Did the SEC case ending remove XRP’s biggest risk?

It removed a major legal overhang, but not all market risk. AP reported on March 20, 2025 that Ripple’s CEO said the SEC had dropped its case, and Axios reported on March 19, 2025 that the SEC would withdraw its appeal. Even after that shift, XRP still faced macro pressure and technical resistance in 2026.

Does stronger XRP Ledger activity guarantee a higher XRP price?

No. Reports in March 2026 cited XRPL daily transactions reaching 2.7 million and stronger DEX activity, which can support the long-term utility case. But token prices also depend on liquidity, positioning, macro conditions and market sentiment, so network growth does not automatically produce an immediate price breakout.

Conclusion

XRP’s chart still offers bulls a clear argument: the token is holding a multi-year rising structure and remains inside a range that has not yet broken down. But the bearish case is also grounded in data.

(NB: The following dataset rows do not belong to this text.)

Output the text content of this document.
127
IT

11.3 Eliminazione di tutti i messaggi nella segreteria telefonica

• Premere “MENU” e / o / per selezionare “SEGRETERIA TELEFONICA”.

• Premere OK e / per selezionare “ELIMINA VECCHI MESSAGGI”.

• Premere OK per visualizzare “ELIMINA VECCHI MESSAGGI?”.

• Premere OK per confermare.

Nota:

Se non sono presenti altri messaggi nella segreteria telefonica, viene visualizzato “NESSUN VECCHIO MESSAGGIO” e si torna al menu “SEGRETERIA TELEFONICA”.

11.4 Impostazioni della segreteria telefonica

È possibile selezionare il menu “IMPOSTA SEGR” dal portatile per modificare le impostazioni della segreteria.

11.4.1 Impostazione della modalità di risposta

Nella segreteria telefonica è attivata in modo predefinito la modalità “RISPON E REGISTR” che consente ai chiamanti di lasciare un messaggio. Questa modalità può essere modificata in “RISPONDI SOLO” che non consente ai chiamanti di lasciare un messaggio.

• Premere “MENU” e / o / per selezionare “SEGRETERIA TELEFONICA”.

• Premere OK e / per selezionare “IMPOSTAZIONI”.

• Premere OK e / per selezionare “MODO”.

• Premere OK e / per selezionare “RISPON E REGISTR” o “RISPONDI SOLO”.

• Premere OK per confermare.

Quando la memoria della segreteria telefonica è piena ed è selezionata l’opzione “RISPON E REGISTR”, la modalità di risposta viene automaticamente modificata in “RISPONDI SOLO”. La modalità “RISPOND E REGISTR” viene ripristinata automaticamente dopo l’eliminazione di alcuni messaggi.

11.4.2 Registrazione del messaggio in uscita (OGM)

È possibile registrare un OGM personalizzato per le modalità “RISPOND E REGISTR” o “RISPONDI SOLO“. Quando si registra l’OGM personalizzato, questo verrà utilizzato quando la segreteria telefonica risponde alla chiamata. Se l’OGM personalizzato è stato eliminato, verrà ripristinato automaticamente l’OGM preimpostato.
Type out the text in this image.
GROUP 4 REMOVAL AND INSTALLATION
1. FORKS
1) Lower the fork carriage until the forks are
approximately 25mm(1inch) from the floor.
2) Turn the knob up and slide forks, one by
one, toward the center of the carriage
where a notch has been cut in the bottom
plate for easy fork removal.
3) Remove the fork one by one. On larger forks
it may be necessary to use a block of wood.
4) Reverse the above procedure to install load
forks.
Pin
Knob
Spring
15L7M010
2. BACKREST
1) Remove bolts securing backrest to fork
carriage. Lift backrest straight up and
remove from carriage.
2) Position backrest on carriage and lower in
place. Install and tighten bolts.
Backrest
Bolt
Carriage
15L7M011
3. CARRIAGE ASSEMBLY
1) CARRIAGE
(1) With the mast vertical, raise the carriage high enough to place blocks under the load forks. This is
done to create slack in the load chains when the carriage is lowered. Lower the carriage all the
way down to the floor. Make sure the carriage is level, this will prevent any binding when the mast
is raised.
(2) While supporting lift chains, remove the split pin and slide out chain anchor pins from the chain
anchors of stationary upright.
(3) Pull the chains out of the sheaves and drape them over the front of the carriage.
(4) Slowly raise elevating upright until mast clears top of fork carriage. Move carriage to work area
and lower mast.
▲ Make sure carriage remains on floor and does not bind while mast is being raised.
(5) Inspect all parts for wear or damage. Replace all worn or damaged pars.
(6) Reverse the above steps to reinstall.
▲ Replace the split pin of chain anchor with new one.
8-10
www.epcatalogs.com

Spot momentum has been uneven, derivatives participation has looked fragile, and major resistance remains well above the market. For now, the most defensible reading is not that a crash is certain, but that XRP is sitting at a point where a long-watched support line is doing most of the work. If that line fails, the drop could be sharper than the calm surface of the chart suggests.

Disclaimer: This article is for informational purposes only and is not financial advice. Crypto assets are highly volatile and losses can be total. Readers should verify market data independently and consult a qualified financial adviser before making investment decisions.